Ia mempersiapkan dua langkah penting.

Persiapan Kiamat

Pada tahun 691M, ia menyelesaikan pembangunan Kubah Sakhrah (Dome Of The Rock) di Yerusalem. Kubah ini merupakan aula yang didirikan di atas titik pijak Muhammad sebelum melesat menembus 7 lapis langit untuk bertemu Allah dalam kisah Isra’ Mi’raj.

Ia mengganti gelar Amirul Mukminin menjadi gelar Khalifallah (wakil Allah di bumi) sebagai simbol kedudukannya sebagai penguasa kerajaan Allah di bumi.

Dengan gelar sebagai penguasa bumi, ia merencanakan akan menerima utusan langit di aula kubah Sakhrah yang megah untuk upacara serah terima bumi kepada wakil pencipta semesta, sebelum peristiwa kiamat dimulai.

Memperkuat Identitas Penguasa

Abdul Malik bin Marwan mulai menyiapkan identitas kuat yang bisa mempertahankan kedudukannya sebagai penguasa imperium Umat Mukmin, bila skenario kiamat ternyata tidak terjadi. Beberapa hal yang dirintisnya:

  1. Menggunakan nama Islam, Muslim dan Mukmin sebagai identitas hanya untuk pengikut Muhammad yang menjalankan syariat Qur’an. Hal ini sedikit banyak disebabkan oleh kenyataan bahwa selain yang menjalankan syariat Qur’an, banyak orang Yahudi, Kristen dan agama lainnya, terutama dari wilayah-wilayah yang diakuisisi belakangan, tidak memandang Muhammad sebagai Rasul atau Messiah untuk Kiamat yang diramalkannya.
  2. Memperkuat identitas Muhammad sebagai hanya satu-satunya utusan Allah yang wajib diikuti, menggantikan nabi dan rasul lain yang masanya sudah berlalu, digantikan Muhammad. Pada eranya, pertama kali dua kalimat syahadat dicantumkan dalam bangunan (kubah Sakhrah), menggantikan syahadat tunggal “Lailaha ilallah” yang sebelumnya dipakai secara luas. Di eranya mulai disertakan shalawat kepada Muhammad di surat-surat dan dokumen resmi kenegaraan.
  3. Meningkatkan status Qur’an sebagai satu-satunya rujukan tertinggi norma dan hukum.
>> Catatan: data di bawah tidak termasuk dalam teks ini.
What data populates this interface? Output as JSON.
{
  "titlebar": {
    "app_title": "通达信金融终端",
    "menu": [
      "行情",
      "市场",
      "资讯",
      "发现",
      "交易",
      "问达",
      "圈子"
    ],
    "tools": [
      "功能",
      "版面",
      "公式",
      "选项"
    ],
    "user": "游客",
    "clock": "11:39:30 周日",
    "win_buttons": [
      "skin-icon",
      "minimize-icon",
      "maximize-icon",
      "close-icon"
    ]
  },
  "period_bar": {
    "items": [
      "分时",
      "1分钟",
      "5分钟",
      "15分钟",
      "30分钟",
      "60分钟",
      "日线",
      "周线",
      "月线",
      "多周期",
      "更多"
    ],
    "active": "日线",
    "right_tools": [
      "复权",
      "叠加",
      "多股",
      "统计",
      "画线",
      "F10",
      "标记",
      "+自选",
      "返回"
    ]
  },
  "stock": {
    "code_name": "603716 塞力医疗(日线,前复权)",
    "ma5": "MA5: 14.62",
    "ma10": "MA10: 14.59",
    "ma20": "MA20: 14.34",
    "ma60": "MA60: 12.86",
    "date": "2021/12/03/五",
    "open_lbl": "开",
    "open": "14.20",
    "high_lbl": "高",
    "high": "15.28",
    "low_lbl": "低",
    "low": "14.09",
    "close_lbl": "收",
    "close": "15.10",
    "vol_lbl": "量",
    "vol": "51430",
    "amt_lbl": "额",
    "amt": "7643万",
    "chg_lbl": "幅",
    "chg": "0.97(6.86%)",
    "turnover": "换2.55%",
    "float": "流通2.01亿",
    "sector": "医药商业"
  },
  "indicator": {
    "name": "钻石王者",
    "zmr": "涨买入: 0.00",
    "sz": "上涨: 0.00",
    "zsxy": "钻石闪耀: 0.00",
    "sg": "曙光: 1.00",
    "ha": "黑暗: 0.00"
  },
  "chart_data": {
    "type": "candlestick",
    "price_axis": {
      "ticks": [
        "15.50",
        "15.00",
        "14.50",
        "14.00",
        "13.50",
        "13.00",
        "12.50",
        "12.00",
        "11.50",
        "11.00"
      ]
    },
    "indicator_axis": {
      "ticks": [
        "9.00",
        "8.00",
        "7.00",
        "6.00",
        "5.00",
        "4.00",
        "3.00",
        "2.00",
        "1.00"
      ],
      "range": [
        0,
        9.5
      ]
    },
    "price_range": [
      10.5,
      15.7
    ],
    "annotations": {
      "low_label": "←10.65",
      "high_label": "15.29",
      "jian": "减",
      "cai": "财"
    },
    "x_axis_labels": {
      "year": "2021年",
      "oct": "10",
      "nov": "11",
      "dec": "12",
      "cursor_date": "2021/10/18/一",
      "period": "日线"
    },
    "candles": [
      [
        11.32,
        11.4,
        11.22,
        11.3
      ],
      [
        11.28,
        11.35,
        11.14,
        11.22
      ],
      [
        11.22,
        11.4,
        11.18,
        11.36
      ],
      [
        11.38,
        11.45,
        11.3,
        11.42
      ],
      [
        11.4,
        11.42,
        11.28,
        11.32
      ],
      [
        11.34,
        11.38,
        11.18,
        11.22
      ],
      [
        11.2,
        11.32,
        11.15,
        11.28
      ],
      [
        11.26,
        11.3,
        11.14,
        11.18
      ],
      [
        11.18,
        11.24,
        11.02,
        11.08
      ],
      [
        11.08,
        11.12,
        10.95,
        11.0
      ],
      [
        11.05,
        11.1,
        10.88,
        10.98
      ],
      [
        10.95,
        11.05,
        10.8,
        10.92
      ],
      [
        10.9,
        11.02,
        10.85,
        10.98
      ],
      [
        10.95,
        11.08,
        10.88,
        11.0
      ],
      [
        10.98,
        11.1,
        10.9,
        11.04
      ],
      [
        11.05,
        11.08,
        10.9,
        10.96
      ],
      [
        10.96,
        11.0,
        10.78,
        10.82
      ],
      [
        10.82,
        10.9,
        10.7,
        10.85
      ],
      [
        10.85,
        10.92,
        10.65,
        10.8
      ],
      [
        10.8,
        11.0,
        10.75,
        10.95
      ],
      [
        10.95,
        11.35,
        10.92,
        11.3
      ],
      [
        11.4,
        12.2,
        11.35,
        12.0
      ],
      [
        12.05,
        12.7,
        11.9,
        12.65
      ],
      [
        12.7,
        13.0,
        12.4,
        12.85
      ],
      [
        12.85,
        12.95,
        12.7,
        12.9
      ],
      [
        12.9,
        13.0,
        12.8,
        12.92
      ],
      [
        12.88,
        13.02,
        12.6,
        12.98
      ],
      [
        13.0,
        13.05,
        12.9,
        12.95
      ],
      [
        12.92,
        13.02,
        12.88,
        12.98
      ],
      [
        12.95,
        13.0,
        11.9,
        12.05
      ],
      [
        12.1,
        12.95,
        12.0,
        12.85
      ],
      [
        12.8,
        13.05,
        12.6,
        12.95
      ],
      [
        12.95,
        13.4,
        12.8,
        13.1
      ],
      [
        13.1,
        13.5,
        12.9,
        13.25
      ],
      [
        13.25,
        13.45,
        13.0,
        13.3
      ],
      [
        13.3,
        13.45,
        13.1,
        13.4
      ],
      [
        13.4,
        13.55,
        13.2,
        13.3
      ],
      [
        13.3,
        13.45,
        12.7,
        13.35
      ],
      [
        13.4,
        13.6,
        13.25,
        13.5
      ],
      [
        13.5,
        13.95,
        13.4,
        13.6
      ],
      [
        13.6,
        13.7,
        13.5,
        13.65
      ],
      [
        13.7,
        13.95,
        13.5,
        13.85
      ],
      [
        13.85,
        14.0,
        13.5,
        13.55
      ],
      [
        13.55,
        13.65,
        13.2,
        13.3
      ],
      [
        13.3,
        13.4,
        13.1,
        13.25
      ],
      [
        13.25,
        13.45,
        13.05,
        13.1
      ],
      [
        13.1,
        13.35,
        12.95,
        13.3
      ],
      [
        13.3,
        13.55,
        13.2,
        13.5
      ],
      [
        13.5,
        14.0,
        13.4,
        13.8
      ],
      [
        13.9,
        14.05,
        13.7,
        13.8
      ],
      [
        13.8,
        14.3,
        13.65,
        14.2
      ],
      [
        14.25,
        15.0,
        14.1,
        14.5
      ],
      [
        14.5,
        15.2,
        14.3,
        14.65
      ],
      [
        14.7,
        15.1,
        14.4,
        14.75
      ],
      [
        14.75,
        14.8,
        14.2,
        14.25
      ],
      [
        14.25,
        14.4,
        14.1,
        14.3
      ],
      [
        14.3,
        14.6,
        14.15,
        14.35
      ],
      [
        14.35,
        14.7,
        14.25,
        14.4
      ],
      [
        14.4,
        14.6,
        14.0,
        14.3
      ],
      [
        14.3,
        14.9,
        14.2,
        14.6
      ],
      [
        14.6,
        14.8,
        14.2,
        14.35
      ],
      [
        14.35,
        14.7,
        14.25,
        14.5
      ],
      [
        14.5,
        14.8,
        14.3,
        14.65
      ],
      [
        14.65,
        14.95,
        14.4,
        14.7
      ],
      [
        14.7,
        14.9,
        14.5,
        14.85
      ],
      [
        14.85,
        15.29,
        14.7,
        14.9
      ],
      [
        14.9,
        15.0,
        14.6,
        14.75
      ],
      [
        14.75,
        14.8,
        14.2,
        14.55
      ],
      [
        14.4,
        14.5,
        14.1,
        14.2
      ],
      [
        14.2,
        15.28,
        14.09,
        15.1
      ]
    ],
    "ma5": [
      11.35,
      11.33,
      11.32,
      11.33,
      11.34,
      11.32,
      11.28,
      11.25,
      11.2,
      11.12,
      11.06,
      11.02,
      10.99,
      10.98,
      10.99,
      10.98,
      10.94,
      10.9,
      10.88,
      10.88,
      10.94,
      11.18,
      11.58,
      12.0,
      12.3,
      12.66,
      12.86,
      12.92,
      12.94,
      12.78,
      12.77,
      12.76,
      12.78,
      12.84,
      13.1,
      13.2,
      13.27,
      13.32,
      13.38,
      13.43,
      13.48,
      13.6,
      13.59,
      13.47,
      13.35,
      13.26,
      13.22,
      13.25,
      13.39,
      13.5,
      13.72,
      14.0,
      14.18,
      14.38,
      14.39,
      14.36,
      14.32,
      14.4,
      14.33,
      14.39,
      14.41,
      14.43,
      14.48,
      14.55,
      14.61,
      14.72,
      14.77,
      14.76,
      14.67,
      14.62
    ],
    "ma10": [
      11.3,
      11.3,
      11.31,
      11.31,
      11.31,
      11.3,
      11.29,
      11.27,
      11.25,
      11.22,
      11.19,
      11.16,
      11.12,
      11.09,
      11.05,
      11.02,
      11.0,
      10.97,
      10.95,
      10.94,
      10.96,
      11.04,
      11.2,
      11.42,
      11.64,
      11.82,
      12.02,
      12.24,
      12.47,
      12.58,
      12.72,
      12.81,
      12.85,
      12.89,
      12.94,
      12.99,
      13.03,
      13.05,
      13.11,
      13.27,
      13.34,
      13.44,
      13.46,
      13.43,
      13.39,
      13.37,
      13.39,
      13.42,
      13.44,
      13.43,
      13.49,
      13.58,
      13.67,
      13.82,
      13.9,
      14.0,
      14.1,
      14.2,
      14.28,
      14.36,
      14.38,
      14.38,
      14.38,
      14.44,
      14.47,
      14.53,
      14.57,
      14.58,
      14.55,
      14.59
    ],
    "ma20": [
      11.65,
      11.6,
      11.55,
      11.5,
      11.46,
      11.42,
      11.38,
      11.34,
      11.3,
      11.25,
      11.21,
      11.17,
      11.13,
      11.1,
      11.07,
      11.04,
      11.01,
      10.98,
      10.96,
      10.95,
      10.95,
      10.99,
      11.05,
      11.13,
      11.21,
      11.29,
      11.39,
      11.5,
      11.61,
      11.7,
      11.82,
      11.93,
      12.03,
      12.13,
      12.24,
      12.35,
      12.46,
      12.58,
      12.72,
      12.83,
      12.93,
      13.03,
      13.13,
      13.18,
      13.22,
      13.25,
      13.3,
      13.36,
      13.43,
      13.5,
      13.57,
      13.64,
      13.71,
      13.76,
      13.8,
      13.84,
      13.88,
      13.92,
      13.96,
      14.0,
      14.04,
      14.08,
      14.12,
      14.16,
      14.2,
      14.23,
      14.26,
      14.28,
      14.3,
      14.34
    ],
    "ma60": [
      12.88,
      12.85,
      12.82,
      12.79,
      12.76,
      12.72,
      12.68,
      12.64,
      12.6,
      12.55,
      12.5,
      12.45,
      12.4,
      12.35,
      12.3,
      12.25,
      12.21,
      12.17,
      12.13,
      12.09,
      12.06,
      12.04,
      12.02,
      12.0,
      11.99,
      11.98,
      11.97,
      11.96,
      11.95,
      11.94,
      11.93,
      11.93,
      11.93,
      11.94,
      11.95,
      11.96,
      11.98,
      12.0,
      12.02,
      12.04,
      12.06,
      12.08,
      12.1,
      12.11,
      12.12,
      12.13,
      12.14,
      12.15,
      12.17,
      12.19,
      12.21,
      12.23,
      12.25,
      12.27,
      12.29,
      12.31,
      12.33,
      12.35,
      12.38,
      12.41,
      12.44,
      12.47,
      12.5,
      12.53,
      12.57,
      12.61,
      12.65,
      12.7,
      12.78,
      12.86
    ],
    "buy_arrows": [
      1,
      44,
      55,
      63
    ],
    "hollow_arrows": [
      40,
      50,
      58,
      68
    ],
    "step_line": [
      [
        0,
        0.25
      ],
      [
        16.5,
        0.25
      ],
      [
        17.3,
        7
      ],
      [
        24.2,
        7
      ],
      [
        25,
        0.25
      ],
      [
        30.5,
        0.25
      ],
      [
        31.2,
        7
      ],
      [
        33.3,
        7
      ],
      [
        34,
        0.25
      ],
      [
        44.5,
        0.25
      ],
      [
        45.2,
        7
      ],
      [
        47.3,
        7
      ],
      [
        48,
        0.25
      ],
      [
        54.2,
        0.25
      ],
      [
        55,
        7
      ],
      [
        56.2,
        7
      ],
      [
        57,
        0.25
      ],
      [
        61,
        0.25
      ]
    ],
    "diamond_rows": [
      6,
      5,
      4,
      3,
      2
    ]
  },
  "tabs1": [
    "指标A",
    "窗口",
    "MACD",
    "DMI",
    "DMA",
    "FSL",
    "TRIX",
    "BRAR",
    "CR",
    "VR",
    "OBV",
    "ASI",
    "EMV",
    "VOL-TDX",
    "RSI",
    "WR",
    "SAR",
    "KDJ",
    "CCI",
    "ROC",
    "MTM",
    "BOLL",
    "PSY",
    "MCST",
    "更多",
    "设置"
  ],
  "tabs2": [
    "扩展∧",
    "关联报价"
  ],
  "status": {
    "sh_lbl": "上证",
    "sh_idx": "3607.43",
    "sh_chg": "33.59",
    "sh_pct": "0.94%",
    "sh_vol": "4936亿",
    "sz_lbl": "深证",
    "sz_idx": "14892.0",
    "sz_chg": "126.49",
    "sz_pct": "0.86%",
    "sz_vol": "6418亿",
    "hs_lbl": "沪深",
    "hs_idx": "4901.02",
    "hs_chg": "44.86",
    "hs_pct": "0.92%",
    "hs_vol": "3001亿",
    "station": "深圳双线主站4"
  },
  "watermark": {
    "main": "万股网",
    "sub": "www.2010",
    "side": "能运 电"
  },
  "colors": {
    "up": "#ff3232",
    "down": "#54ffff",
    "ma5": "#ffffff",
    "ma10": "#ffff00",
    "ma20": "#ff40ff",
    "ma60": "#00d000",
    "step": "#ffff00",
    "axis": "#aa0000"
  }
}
Untuk keperluan itu pemerintah mendistribusikan salinan Qur’an yang terstandarisasi dengan tambahan tanda baca yang jelas kepada semua penguasa wilayah kekuasaan Islam.
  4. Menghilangkan berbagai simbol yang melambangkan akomodasi Umat Mukmin kepada syariat lainnya. Koin baru yang dicetak menghilangkan simbol salib dan altar api yang selama ini ada dan menuliskan dua kalimat syahadat di atasnya.
  5. Mulai menarik batas antara penganut Islam dengan agama lain. Beberapa perbedaan hak dan kewajiban antara penganut Islam dan lainnya diperjelas.
Koin yang dikeluarkan Abdul Malik bin Marwan. Membuang semua gambar dan menggantikannya dengan 2 kalimat syahadat

Langkah strategis ini ternyata berhasil.

Jika sebelumnya kedudukan antara siapa yang boleh memimpin dan siapa yang dipimpin tidak begitu jelas dalam gerakan Umat Mukmin, maka saat itu menjadi jelas.
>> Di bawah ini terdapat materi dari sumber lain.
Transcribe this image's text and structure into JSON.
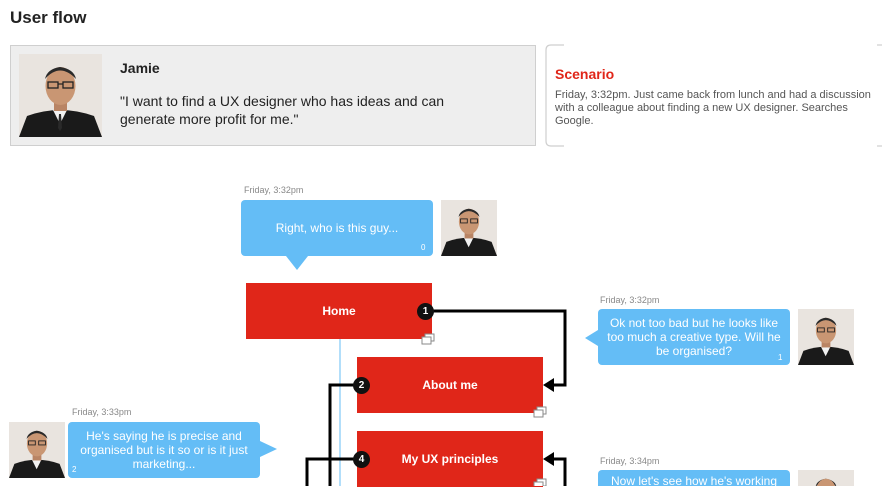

Imperium mereka adalah Imperium Islam, hukum yang dipakai berdasarkan Qur’an dan perintah Muhammad, hak-hak tertinggi hanya bisa diberikan kepada Muslim.

Dengan menganggap bahwa pimpinan mereka (Khalifah) adalah pelaksana mandat dari Allah, maka Imperium Islam mendapatkan dorongan baru untuk menyebarkan kalimat Allah ke seluruh dunia.
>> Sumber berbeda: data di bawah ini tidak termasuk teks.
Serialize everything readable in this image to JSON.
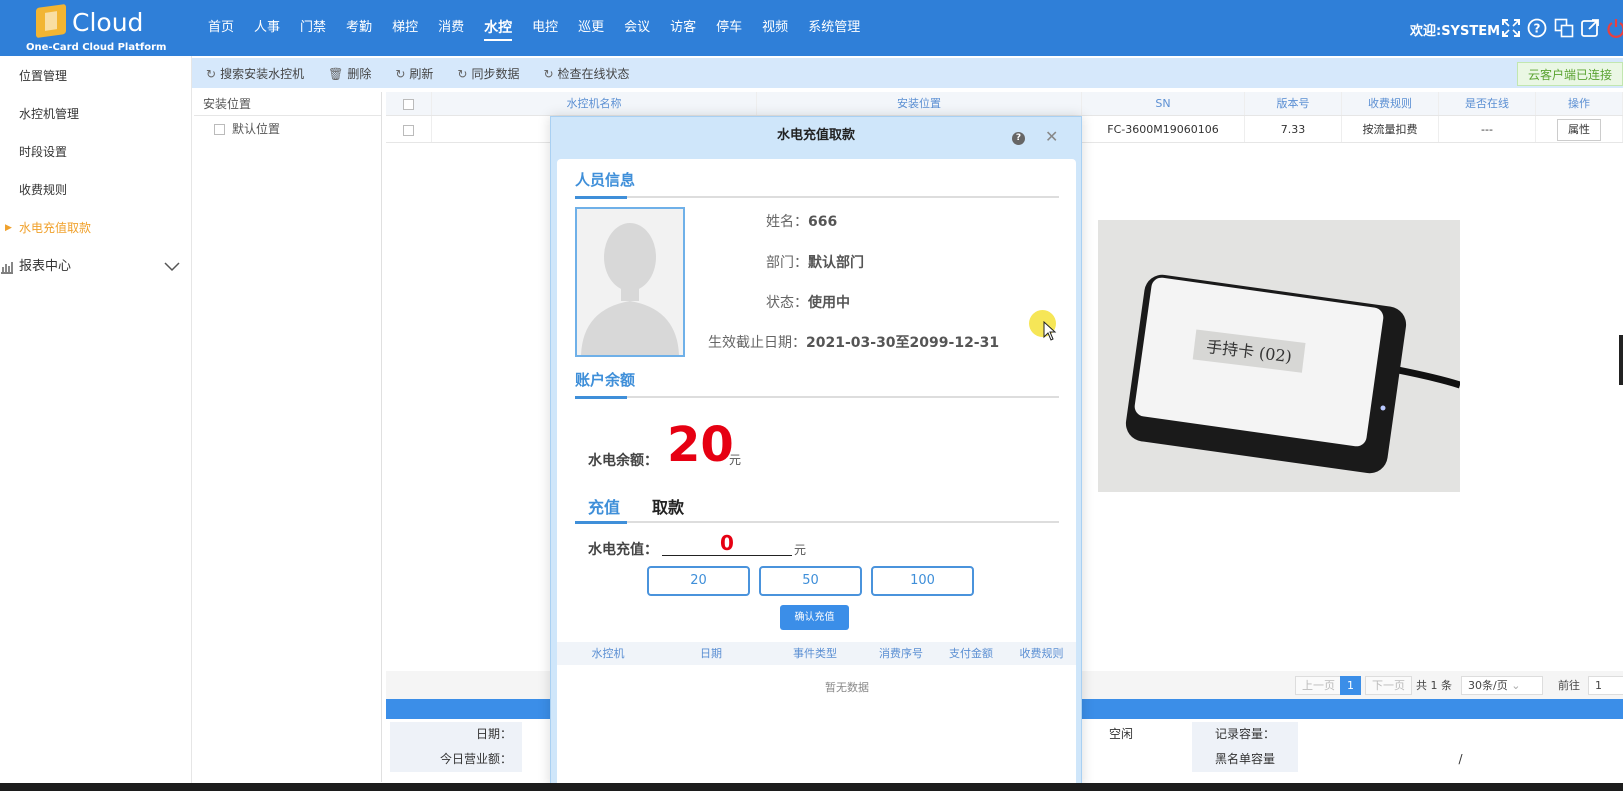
{
  "header": {
    "brand": "Cloud",
    "tagline": "One-Card Cloud Platform",
    "nav": [
      "首页",
      "人事",
      "门禁",
      "考勤",
      "梯控",
      "消费",
      "水控",
      "电控",
      "巡更",
      "会议",
      "访客",
      "停车",
      "视频",
      "系统管理"
    ],
    "active_nav": "水控",
    "welcome": "欢迎:SYSTEM"
  },
  "sidebar": {
    "items": [
      "位置管理",
      "水控机管理",
      "时段设置",
      "收费规则",
      "水电充值取款"
    ],
    "active": "水电充值取款",
    "group": "报表中心"
  },
  "toolbar": {
    "buttons": [
      "搜索安装水控机",
      "删除",
      "刷新",
      "同步数据",
      "检查在线状态"
    ],
    "cloud_status": "云客户端已连接"
  },
  "location_panel": {
    "header": "安装位置",
    "node": "默认位置"
  },
  "grid": {
    "columns": [
      "水控机名称",
      "安装位置",
      "SN",
      "版本号",
      "收费规则",
      "是否在线",
      "操作"
    ],
    "rows": [
      {
        "name": "",
        "location": "",
        "sn": "FC-3600M19060106",
        "version": "7.33",
        "rule": "按流量扣费",
        "online": "---",
        "action": "属性"
      }
    ]
  },
  "pager": {
    "prev": "上一页",
    "current": "1",
    "next": "下一页",
    "total": "共 1 条",
    "page_size": "30条/页",
    "goto_label": "前往",
    "goto_value": "1"
  },
  "info": {
    "date_label": "日期：",
    "revenue_label": "今日营业额：",
    "status_value": "空闲",
    "record_capacity_label": "记录容量：",
    "blacklist_capacity_label": "黑名单容量",
    "blacklist_capacity_value": "/"
  },
  "reader_card_text": "手持卡 (02)",
  "modal": {
    "title": "水电充值取款",
    "section_person": "人员信息",
    "name_label": "姓名：",
    "name_value": "666",
    "dept_label": "部门：",
    "dept_value": "默认部门",
    "status_label": "状态：",
    "status_value": "使用中",
    "validity_label": "生效截止日期：",
    "validity_value": "2021-03-30至2099-12-31",
    "section_balance": "账户余额",
    "balance_label": "水电余额：",
    "balance_value": "20",
    "balance_unit": "元",
    "tab_recharge": "充值",
    "tab_withdraw": "取款",
    "recharge_label": "水电充值：",
    "recharge_value": "0",
    "recharge_unit": "元",
    "amounts": [
      "20",
      "50",
      "100"
    ],
    "confirm": "确认充值",
    "record_columns": [
      "水控机",
      "日期",
      "事件类型",
      "消费序号",
      "支付金额",
      "收费规则"
    ],
    "no_data": "暂无数据"
  },
  "colors": {
    "primary": "#2f7fd8",
    "accent": "#3f8fd9",
    "balance_red": "#e60012",
    "active_menu": "#f0a12c"
  }
}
Imperialisme Islam mendapatkan landasan yang kokoh.

Islam. Payung Yang Mengecil

Dengan pemaknaan ulang Islam sebagai identitas khusus agama, terjadi perubahan besar pada watak gerakan Umat Mukmin. Walau awalnya bersifat politis, eksklusifitas Islam secara keagamaan juga mulai mengeras.

Islam menjelma menjadi agama baru dari rumpun Samawi yang benar-benar terpisah dari Kristen dan Yahudi. Beberapa hal yang dulu bisa digunakan berbagi di antara mereka, kini tak bisa lagi dilakukan.

Ibadah Shalat Kristen Ortodox Syiria. Di masa awal perkembangan Islam, umat Yahudi, Kristen dan Islam diperkirakan berbagi tempat untuk pelaksanaan shalat mereka yang mirip. Beberapa masjid di periode awal diketahui memiliki kiblat dan mihrab ganda, ke Yerusalem dan ke Mekkah

Umat Mukmin sebagai payung luas yang dibangun Muhammad di masa hidupnya akhirnya berubah menjadi payung sempit Umat Islam yang kita warisi sekarang.

Ironisnya payung yang sudah sempit itu, akhir-akhir ini diklaim menjadi lebih sempit lagi oleh beberapa kelompok yang merasa lebih Islam dari yang lain serta mengkafirkan yang tak sejalan dengan mereka.